Ange Tissier, "L'Odalisque", 1860
 (musée du quai Branly - Jacques Chirac, photo Thierry Ollivier, Michel Urtado)

Le fantasme de l'odalisque

Le fantasme de la femme exotique sensuelle et lascive est omniprésent au travers de la figure de l'odalisque ou de la vahiné. Il habite l'"Algérienne" d'Ange Tissier, un peintre qui n'a jamais quitté nos rivages, ou les danseuses cambodgiennes de Rodin.
 
Une partie de l'exposition est consacrée à la représentation de l'"autre". Elle est d'abord alimentée par la curiosité : à la fin du XVIIIe, les premiers modèles noirs sont invités dans les ateliers d'artistes européens. Louis-Philippe commande quelques portraits au peintre américain George Catlin, qui s'est passionné pour les Amérindiens : ces toiles ont été redécouvertes dans les années 1980 au Musée de l'Homme où elles étaient roulées dans un coin des réserves.
 
Dans la seconde moitié du XIXe siècle naît une approche plus ethnographique. "Une nouvelle génération d'artistes orientalistes prolongent leurs séjours dans les régions d'Afrique du Nord et revendiquent un regard plus soucieux d'exactitude", raconte Sarah Ligner. Eugène Fromentin croque des scènes de la vie de tous les jours en Algérie.
Jeanne Thil, "AOF - Togo - Cameroun", probablement exposé dans le pavillon de l'AOF (Afrique occidentale française) pendant l'Exposition coloniale de 1931
 (musée du quai Branly - Jacques Chirac, photo Enguerran Ouvray)
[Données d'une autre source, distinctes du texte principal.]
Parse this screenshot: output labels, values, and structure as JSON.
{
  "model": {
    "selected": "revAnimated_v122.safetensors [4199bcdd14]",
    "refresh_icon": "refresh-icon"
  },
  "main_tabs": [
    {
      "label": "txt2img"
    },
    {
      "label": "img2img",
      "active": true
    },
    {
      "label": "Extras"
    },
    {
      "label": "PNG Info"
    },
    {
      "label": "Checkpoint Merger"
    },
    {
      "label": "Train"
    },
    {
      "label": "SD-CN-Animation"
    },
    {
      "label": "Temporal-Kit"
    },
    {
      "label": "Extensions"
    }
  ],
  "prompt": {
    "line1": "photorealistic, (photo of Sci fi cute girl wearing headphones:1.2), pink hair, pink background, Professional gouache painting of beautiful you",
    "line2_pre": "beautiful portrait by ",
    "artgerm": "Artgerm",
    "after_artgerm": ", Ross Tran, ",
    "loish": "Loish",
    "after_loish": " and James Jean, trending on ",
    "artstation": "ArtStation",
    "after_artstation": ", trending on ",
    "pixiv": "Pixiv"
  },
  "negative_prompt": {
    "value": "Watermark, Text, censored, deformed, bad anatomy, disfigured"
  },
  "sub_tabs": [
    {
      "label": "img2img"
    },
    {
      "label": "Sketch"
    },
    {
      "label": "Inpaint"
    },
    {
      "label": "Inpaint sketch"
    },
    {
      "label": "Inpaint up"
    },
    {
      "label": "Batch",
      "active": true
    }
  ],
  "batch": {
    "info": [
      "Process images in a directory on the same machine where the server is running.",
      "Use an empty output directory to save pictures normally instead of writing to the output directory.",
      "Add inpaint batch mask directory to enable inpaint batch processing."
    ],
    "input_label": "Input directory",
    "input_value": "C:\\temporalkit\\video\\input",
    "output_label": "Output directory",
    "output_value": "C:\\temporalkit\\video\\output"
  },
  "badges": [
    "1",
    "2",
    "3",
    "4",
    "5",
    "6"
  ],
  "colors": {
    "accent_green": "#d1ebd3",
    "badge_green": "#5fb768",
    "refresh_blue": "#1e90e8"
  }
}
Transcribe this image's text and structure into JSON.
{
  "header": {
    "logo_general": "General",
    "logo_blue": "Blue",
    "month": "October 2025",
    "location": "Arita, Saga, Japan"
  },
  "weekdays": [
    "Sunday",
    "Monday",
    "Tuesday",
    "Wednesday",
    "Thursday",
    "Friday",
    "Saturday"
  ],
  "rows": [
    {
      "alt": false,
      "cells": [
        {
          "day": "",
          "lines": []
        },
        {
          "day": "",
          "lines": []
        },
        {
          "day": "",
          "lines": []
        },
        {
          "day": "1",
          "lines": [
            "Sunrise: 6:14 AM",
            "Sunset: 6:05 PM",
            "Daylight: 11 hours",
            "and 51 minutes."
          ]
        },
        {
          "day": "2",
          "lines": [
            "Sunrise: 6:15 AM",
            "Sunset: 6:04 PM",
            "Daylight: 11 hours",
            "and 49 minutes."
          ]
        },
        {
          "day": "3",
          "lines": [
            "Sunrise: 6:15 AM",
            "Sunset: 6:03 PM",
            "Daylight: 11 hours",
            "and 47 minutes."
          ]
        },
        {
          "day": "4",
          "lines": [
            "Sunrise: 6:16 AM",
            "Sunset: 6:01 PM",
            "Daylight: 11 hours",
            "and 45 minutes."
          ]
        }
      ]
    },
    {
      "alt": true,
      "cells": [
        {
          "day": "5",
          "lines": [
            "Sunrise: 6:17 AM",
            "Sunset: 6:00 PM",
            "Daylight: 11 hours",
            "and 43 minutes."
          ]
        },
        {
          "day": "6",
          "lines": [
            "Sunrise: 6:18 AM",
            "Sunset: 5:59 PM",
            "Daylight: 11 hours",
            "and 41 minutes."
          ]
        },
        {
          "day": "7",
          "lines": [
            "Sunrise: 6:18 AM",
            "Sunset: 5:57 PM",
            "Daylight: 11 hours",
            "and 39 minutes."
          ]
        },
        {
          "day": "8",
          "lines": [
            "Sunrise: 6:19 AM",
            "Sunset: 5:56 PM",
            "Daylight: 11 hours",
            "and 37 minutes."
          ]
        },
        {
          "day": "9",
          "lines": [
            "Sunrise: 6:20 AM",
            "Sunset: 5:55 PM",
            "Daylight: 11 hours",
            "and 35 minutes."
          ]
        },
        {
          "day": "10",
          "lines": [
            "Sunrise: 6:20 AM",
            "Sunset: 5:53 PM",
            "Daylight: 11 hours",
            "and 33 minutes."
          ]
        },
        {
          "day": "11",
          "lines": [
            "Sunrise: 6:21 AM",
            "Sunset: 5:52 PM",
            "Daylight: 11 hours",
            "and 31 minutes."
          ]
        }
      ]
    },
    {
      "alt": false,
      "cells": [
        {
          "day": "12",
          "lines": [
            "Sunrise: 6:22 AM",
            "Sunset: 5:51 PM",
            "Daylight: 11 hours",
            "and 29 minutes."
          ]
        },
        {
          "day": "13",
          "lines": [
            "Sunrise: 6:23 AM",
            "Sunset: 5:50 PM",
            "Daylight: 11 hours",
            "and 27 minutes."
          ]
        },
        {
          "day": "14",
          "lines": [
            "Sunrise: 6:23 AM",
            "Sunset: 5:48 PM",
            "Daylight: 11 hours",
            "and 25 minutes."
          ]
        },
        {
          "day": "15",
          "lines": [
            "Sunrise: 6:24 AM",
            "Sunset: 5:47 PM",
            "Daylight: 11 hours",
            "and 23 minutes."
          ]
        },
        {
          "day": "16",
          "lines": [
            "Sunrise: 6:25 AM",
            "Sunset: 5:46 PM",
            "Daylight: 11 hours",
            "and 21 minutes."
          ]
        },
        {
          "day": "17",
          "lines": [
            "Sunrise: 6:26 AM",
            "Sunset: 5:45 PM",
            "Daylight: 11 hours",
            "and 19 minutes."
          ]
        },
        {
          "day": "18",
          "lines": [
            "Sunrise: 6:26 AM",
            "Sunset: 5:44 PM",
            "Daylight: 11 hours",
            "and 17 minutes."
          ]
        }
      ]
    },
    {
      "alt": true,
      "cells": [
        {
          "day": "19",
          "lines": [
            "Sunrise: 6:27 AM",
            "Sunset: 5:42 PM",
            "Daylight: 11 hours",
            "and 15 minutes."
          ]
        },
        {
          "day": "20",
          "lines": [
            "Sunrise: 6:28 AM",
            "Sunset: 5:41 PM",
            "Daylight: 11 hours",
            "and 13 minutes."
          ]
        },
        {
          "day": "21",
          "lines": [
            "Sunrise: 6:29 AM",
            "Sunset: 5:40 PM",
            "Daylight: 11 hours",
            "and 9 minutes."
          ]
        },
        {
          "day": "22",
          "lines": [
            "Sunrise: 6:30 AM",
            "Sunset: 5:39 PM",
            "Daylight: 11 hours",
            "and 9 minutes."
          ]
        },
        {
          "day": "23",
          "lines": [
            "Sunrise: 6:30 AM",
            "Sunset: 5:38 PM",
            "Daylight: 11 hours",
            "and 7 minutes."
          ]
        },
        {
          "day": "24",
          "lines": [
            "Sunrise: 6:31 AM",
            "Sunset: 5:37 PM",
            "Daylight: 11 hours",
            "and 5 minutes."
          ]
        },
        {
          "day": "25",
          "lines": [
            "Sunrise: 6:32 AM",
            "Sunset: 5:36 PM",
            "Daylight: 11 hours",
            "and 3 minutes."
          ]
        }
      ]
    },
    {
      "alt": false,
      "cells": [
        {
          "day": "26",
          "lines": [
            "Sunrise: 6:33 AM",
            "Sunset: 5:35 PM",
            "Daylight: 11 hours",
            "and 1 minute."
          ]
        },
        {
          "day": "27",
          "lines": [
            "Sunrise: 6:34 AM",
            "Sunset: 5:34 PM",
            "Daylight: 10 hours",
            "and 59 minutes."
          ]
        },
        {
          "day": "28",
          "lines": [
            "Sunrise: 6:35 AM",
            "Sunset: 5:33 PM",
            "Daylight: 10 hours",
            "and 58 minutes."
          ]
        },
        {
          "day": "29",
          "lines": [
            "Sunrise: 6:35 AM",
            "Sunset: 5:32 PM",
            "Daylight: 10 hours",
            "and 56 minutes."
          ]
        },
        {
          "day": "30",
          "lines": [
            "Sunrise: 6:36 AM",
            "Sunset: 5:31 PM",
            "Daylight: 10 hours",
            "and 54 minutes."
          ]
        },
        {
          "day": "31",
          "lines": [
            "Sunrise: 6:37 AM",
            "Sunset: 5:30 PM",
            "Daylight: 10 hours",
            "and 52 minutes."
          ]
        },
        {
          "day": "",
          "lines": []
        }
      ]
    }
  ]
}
Quand le paradis fait place au champ de bataille

 La peinture des lointains a enfin un aspect plus directement politique quand Géo Michel peint pour l'Exposition coloniale de grandes fresques qui évoquent les productions des colonies françaises. Il s'agit d'une peinture de propagande, tout comme les toiles d'André Herviault envoyé en Asie du Sud-Est et en Afrique pour faire des tableaux à la gloire des officiers et des administrateurs coloniaux en Indochine.
 
Et l'image fantasmée d'un ailleurs idyllique peut s'effondrer quand Charles Giraud et Horace Vernet nous racontent les champs de bataille à Tahiti (communément vu comme un paradis) ou en Algérie où l'armée française affronte les résistants au milieu du XIXe siècle.